Guardei o telefone e caminhei pelo corredor. Precisava pensar em algo, quem fez isso com o meu irmão vai pagar caro.
– Thalia! – Ouvi Percy me chamar, olhei para trás e ele vinha correndo até mim. Quando chegou se apoiou nos joelhos, arfando. – Eu vi Luke levar Nico para o carro, ele estava mal... O que houve?
– Algum ser que vai ser castrado em breve o pegou no banheiro.
– O pegou? Como assim?
– Não se finja de idiota, o que acha que aconteceu para o Nico ficar naquele estado? – Ele pareceu começar a raciocinar e depois a compreensão veio junto com um olhar de raiva.
– Quem foi? – Ele trincou os dentes de tanto ódio.
– To tentando descobrir, coloquei os Stolls para trabalhar. Vou pensar no que fazer durante o almoço.
– Seja o que for que você vai fazer, conte comigo.
– Pensei que não gostasse dele e nem se importasse Percy. – Ele deu de ombros e saiu pisando duro. Fui para minha sala de aula e fiquei pensando no assunto ate a hora do intervalo à tarde. Meu telefone tocou quando me sentei sozinha na mesa do refeitório e eu atendi.
– Conseguiu? – Perguntei para Travis.
– Sim, onde está?
– No refeitório. – Desliguei o telefone e comecei a comer. Os gêmeos chegaram Junto com Luke e Clarisse. Dei um toque no celular de Percy e mandei uma mensagem para ele se juntar a nós e em minutos ele estava ali.
– Foi o time de natação. Todos eles. — Começou Connor. – Eles o cercaram no intervalo de manhã e fizerem tudo o que podiam e não podiam. Foi nojento.
– Como você sabe que foi nojento? – Perguntou Luke. – Tava lá por acaso?
– Nós não, mas nosso passarinho sim, ele estava dentro de um dos boxes e quando ouviu a bagunça ele se trancou e subiu em cima do vaso, viu tudo e tirou fotos. Disse que iria usar para fazer chantagem.
– E como eles não o viram? — Perguntei.
– Francamente, eles pareciam cavalos no cio. Nem se preocuparam e olhar se tinha alguém lá dentro, só entraram e depois levaram o garoto. – Disse Travis.
– Percy... — Olhei para ele com ódio, mas ele parecia estar com muito mais raiva que eu, suas mãos tremiam e seu pescoço estava vermelho.
– Eu não sei o porquê de eles terem feito isso... Eu os conheço desde sempre. — Ele deu um soco na mesa.
– O importante é que sabemos que foram eles e temos provas. — Disse Luke.
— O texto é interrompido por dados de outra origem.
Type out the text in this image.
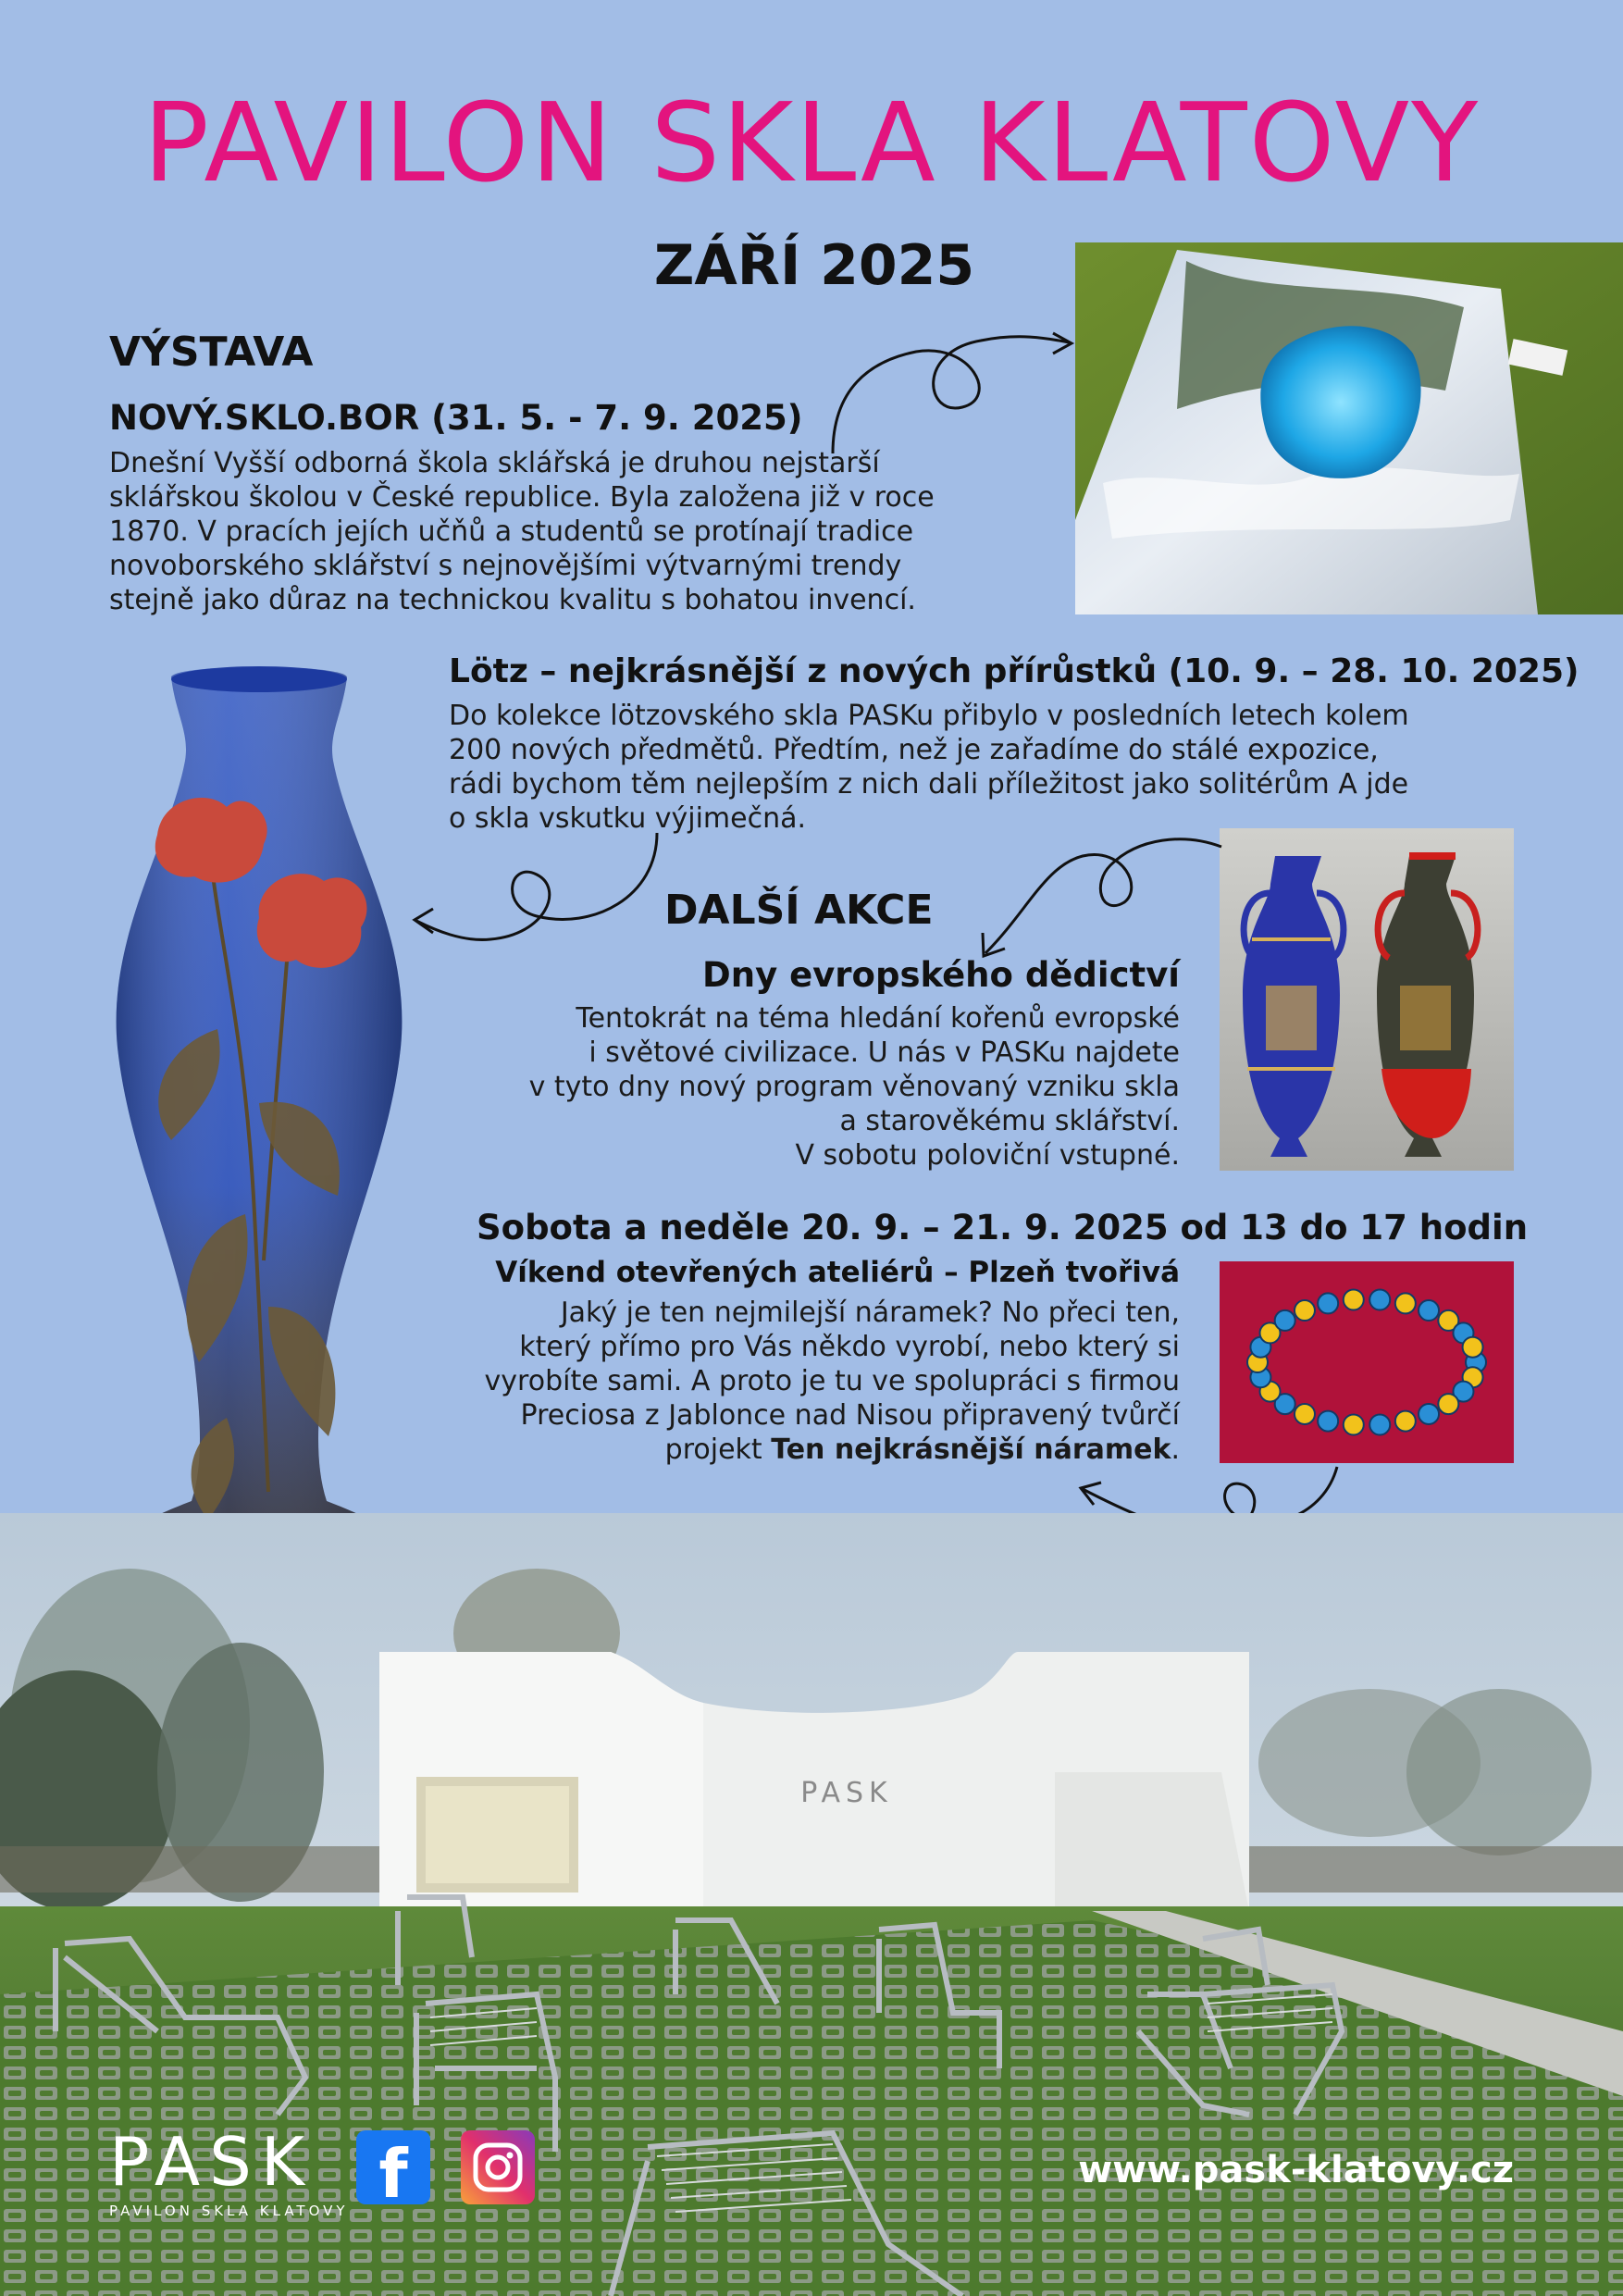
PAVILON SKLA KLATOVY
ZÁŘÍ 2025
VÝSTAVA
NOVÝ.SKLO.BOR (31. 5. - 7. 9. 2025)
Dnešní Vyšší odborná škola sklářská je druhou nejstarší
sklářskou školou v České republice. Byla založena již v roce
1870. V pracích jejích učňů a studentů se protínají tradice
novoborského sklářství s nejnovějšími výtvarnými trendy
stejně jako důraz na technickou kvalitu s bohatou invencí.
Lötz – nejkrásnější z nových přírůstků (10. 9. – 28. 10. 2025)
Do kolekce lötzovského skla PASKu přibylo v posledních letech kolem
200 nových předmětů. Předtím, než je zařadíme do stálé expozice,
rádi bychom těm nejlepším z nich dali příležitost jako solitérům A jde
o skla vskutku výjimečná.
DALŠÍ AKCE
Dny evropského dědictví
Tentokrát na téma hledání kořenů evropské
i světové civilizace. U nás v PASKu najdete
v tyto dny nový program věnovaný vzniku skla
a starověkému sklářství.
V sobotu poloviční vstupné.
Sobota a neděle 20. 9. – 21. 9. 2025 od 13 do 17 hodin
Víkend otevřených ateliérů – Plzeň tvořivá
Jaký je ten nejmilejší náramek? No přeci ten,
který přímo pro Vás někdo vyrobí, nebo který si
vyrobíte sami. A proto je tu ve spolupráci s firmou
Preciosa z Jablonce nad Nisou připravený tvůrčí
projekt Ten nejkrásnější náramek.
PASK
PASK
PAVILON SKLA KLATOVY f	www.pask-klatovy.cz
– Vão entregar eles? Por que isso seria um enorme desperdício de minha presença aqui. — Falou Clarisse.
– Apesar de ser o certo a se fazer. — Disse Luke.
– Não, não vamos entregá-los. — Eu disse com um sorriso no rosto, uma idéia me veio a mente. Clarisse, Luke e os Stolls sorriram comigo, perceberam que eu bolei um plano e Percy continuava perdido na própria cabeça.– Quem foi que começou aquilo?
–John Felter foi o primeiro. — Disse Travis. Concordei com a cabeça, olhei para Percy.
– Hoje seus amiguinhos irão treinar até as seis, certo? – Perguntei para ele. Percy despertou e balançou a cabeça concordando. – O treinador fica durante esses treinos?
– Não, as chaves ficam com o capitão do time, ou seja, eu.
– Ótimo. Quero todos aqui às seis e meia. Fiquem preparados, tragam cordas.
– Tô gostando de ver... — Disse Clarisse.
– Você tem certeza? – Perguntou Luke.
– Ninguém mexe com minha família. Eles Provarão do próprio veneno.